Leonard Bernstein was no infant prodigy. He came to the study of music at the age of ten when an aunt found his family's living room piano. He was not the first as a composer to bridge the gap between the music of the concert hall and that of musical theater. Georgge Gershwin had done that before him. He was not the first to bring the serious and inviting appeal of music to a great audience through a mass medium. Walter Damrosch had done that on radio when Leonard Bernstein was a boy. He was not the first both to conduct, from the podium and the piano, and to to compose. He was not the first to combine successfully the concentration and difficulties of the professional musician with a happy, healthy home life.
Here in a sister's story, however, the reader learns how Leonard Bernstein became America's first native born, home trained conductor of a major symphony, and how he put all his various talents together into a career the story of which reads like fiction. Here are years of serious doubt by his father as to advisability of his son's musical career, the time of Leonard Bernstein's self doubts, the problems of what to do first-conduct, compose, perform-and what to do most. Here are glimpses behind the scenes into the often hectic life of Leonard Bernstein: a ballet score written with composer and choreographer exchanging ideas by tape recordings sent by mail, by telegrams, and by long distance calls; a musical comedy score worked on in train compartments and hospital beds; the mad rush to complete a symphony for a prize competition deadline; the rigors of traveling to Israel via enemy Egypt; the initial suspicion and rapid acceptance by musicians and audiences abroad. Here too is the warmth and humor of relaxation at home with wife and children; canasta in an airport limousine; a concert on the site of an archaeological dig.
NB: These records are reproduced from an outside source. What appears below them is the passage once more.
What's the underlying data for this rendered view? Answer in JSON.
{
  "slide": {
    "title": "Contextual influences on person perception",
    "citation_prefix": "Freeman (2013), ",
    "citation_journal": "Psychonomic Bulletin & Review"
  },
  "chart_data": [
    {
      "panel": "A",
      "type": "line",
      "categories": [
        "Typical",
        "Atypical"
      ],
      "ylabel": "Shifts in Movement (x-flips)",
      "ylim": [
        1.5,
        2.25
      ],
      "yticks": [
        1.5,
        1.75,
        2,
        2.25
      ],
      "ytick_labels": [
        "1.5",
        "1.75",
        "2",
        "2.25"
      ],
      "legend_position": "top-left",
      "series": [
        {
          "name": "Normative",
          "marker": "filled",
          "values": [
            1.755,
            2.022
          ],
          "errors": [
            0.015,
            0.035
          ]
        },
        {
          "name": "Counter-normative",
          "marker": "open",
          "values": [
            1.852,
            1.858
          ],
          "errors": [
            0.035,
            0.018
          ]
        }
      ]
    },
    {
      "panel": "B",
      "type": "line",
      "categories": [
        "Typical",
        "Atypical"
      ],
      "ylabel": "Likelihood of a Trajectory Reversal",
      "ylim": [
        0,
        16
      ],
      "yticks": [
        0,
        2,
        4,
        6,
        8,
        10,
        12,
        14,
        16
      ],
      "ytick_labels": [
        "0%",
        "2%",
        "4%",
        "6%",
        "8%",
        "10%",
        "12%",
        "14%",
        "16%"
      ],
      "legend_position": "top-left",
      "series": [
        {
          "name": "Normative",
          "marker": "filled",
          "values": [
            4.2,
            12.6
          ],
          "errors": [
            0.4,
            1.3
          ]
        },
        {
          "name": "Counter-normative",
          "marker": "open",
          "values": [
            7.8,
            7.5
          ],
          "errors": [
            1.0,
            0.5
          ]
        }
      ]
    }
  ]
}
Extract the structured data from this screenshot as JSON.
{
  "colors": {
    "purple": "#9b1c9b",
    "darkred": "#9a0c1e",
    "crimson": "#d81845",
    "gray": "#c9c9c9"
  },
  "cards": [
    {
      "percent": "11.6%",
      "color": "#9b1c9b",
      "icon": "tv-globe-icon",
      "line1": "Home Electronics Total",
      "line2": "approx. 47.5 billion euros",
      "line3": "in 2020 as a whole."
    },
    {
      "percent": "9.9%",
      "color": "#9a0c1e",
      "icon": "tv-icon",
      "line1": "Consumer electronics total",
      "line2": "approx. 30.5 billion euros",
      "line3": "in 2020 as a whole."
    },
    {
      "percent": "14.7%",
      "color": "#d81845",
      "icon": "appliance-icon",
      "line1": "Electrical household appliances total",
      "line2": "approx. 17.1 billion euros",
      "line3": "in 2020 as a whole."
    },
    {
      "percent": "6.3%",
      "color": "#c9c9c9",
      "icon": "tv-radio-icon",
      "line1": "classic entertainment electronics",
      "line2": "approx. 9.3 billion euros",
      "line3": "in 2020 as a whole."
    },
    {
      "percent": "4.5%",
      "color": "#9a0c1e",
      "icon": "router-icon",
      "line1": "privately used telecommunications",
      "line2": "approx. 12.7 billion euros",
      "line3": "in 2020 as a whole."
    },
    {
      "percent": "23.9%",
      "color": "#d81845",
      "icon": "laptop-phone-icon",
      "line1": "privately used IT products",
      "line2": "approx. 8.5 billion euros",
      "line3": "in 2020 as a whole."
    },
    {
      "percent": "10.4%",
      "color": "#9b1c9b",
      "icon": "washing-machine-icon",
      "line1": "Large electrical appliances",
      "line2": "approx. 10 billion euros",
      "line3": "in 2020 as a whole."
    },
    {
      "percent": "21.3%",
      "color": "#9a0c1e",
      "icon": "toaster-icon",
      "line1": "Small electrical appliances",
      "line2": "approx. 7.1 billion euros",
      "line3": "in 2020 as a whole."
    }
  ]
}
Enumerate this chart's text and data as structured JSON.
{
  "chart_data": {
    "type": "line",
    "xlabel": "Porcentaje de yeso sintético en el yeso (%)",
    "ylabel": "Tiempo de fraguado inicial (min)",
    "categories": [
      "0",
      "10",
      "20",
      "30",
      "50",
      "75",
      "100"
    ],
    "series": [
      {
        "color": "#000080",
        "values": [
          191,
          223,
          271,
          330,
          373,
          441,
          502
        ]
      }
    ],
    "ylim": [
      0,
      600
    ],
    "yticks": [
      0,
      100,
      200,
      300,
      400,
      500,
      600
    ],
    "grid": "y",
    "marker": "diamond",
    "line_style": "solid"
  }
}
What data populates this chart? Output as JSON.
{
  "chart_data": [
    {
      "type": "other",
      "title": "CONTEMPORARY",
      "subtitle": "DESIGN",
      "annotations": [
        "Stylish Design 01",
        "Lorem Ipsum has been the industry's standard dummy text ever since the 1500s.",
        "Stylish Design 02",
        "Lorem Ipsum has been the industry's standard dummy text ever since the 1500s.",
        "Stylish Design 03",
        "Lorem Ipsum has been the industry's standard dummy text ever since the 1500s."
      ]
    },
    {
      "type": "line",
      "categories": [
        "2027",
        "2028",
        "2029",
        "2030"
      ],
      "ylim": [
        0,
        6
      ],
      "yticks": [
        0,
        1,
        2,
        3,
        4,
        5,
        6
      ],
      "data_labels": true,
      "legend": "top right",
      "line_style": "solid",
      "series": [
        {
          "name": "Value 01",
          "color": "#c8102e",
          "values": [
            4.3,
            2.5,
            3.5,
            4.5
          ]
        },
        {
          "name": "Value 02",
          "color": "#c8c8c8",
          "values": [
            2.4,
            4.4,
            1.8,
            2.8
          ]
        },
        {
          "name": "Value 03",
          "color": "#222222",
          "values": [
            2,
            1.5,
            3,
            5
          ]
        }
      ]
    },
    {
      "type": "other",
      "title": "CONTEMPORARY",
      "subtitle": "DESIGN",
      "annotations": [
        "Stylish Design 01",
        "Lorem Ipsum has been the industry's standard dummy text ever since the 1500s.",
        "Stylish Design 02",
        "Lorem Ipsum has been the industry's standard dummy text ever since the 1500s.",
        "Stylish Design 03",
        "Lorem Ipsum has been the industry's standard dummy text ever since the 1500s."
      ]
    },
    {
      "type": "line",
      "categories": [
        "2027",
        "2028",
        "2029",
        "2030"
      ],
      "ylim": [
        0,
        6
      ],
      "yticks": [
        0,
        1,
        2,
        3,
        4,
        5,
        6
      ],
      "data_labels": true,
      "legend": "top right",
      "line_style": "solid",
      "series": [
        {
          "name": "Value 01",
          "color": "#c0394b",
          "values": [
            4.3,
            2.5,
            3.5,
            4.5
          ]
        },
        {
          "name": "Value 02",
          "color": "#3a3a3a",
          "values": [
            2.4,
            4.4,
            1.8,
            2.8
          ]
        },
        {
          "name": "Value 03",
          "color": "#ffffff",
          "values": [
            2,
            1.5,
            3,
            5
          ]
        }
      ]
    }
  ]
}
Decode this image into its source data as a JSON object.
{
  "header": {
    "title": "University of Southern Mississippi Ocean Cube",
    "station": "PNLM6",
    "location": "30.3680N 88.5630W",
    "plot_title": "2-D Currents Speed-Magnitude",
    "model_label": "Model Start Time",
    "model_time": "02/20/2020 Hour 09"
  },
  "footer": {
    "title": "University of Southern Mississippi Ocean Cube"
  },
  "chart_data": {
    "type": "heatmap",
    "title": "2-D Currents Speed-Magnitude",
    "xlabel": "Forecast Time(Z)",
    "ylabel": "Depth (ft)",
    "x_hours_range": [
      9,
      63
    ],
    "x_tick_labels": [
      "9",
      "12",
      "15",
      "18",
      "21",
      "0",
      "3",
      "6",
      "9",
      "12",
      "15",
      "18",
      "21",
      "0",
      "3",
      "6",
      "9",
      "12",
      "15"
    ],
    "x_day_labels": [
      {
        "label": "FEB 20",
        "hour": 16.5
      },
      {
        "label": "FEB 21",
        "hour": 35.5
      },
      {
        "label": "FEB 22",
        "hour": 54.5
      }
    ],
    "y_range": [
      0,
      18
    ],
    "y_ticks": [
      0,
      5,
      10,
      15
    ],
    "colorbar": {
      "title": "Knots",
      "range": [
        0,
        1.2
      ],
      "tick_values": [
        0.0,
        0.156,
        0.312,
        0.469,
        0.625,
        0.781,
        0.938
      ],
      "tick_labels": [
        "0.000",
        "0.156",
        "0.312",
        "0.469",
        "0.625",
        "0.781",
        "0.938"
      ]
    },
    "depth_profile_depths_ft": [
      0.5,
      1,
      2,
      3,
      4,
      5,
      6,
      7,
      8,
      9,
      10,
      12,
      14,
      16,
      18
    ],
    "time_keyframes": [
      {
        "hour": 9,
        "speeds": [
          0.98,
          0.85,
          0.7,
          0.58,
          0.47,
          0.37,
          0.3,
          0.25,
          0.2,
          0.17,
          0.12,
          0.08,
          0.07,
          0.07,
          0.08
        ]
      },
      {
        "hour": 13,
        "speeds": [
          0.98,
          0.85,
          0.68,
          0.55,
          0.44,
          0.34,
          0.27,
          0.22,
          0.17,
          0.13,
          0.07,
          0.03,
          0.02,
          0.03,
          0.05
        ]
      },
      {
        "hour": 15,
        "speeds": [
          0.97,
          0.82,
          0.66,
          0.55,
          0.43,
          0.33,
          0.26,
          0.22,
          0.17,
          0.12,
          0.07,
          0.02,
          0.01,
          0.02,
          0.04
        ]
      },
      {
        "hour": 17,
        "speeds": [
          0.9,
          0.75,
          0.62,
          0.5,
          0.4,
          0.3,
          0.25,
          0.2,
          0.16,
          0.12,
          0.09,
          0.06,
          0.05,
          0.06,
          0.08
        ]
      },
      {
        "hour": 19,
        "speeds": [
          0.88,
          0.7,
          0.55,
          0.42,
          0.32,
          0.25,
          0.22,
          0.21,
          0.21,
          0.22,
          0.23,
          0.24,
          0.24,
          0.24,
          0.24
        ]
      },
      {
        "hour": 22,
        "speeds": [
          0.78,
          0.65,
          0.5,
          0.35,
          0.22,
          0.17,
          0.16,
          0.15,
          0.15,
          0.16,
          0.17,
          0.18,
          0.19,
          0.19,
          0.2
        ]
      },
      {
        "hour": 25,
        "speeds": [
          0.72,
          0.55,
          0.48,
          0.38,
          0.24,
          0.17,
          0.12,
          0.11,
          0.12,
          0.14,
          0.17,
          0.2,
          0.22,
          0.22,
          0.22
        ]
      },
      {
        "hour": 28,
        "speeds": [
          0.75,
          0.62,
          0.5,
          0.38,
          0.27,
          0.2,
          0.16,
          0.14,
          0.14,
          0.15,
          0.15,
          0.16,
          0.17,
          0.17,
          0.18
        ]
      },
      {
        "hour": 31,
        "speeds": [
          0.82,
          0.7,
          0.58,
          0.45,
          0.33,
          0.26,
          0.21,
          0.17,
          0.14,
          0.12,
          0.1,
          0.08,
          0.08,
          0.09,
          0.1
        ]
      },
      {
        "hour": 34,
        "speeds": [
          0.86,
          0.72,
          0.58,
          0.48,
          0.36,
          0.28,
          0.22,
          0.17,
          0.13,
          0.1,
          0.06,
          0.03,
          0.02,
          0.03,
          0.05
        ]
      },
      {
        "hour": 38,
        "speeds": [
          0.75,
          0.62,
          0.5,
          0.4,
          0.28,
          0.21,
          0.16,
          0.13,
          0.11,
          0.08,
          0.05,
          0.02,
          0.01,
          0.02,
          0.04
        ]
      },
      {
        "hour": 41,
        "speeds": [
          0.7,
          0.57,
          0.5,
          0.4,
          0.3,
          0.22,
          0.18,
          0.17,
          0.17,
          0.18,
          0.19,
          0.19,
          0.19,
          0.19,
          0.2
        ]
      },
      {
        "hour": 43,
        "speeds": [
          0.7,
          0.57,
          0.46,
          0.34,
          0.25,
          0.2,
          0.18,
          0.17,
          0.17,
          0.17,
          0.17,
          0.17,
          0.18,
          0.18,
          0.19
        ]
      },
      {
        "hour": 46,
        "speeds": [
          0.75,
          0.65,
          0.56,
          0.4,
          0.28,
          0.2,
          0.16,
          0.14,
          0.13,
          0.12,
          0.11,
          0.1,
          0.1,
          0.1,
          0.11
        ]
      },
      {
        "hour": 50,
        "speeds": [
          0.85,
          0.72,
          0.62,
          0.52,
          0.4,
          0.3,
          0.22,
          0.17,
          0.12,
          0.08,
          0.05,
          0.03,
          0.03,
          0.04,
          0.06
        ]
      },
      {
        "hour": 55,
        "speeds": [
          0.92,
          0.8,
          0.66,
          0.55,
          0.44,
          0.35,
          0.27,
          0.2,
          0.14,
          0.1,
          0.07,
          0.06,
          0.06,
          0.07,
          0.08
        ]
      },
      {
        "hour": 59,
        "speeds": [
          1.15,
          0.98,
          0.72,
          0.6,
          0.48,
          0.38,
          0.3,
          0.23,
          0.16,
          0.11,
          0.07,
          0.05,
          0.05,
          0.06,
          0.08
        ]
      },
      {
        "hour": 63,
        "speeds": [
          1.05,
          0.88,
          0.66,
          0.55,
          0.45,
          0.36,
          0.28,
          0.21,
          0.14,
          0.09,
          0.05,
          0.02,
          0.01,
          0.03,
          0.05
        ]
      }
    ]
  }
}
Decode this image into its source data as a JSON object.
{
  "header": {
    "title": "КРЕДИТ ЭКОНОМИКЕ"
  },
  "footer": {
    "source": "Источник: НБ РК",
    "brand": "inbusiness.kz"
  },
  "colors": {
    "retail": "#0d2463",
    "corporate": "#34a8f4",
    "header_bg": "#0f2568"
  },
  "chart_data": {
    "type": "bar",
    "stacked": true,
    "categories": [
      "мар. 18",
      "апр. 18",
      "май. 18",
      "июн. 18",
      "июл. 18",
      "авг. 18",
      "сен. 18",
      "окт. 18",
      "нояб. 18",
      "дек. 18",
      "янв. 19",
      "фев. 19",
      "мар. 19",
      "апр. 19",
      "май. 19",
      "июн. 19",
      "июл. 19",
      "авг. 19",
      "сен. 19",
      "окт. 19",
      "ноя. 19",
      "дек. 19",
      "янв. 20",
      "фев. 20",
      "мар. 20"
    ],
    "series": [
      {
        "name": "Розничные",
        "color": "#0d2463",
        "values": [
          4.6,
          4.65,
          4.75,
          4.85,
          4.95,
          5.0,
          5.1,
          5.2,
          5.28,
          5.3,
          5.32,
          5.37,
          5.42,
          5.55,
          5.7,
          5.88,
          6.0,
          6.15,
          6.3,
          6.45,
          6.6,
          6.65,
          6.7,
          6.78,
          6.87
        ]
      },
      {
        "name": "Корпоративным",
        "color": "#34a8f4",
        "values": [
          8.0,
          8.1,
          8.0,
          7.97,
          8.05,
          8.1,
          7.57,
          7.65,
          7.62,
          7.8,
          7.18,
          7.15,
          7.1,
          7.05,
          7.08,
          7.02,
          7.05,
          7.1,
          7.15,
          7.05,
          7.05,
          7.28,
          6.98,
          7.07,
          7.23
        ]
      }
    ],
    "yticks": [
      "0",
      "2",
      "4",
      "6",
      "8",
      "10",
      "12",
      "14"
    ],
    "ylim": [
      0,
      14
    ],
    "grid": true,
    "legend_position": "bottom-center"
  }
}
Shirley Bernstein, his sister, who has shared many of his successes from those as teenage impresario to those as adult virtuoso, who has also shared the dark times and doubts, gives the reader the inside story of the most spectacularly successful musical figure of our time. She adds, too, the warm and human reactions of the unseen audience from Nova Scotia to Florida to California and Japan toward this Pied Piper who has led young people and old into the wonderful world of music.